Même les membres de la famille ne comprenaient pas, faisant des commentaires très douloureux et mentant aux autres sur ce qui s’était passé. Ma meilleure amie de plus de 30 ans a disparu après avoir découvert comment Jason est décédé, mais ce n’était pas le cas de notre famille militaire. De l’unité de Jason, ma mère ESPOIR (comme j’appelais ma paire aidante), ainsi que du programme ESPOIR et des étrangers de partout au Canada, nous avons reçu le soutien le plus respectueux et rempli d’amour. Je suis certaine que je ne serais pas rendue là où j’en suis aujourd’hui sans eux! C’est pour moi, le dernier cadeau que Jason nous a fait. Il savait que nous serions toujours soutenus et protégés par notre famille militaire. Et nous en serons toujours reconnaissants.
Maintenant, c’est à mon tour d’aider d’autres mamans qui ont perdu leur enfant. Quand je les appelle la première fois et qu’elles me parlent de leur perte, je me reconnais dans leur histoire. C’est tragique. Mais comme m’a dit ma mère ESPOIR, je dis à mes paires : « La douleur sera différente avec le temps.

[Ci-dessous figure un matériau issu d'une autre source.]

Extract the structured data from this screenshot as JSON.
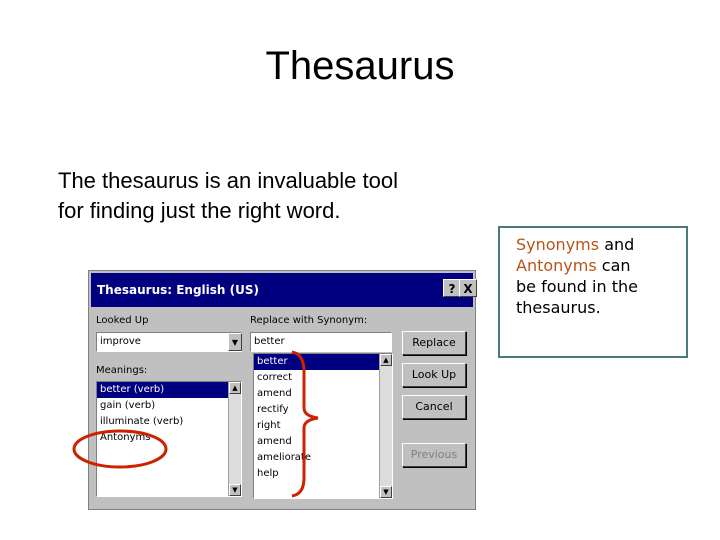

S’il vous plaît, laissez-moi vous aider et faire un essai. Ensemble, nous pouvons marcher sur le chemin du deuil et nous aider les uns les autres à voir la lumière. » Je suis très fière d’elles lorsqu’elles commencent à faire des progrès et qu’elles peuvent partager non seulement les souvenirs douloureux, mais aussi les souvenirs drôles et mignons. Et elles sont capables de sourire et de rire à nouveau.
Nos vies ont été brisées en ce jour fatidique, mais nous faisons de notre mieux pour montrer aux autres familles qu’il y a de l’ESPOIR et qu’elles n’ont pas à vivre cela seules.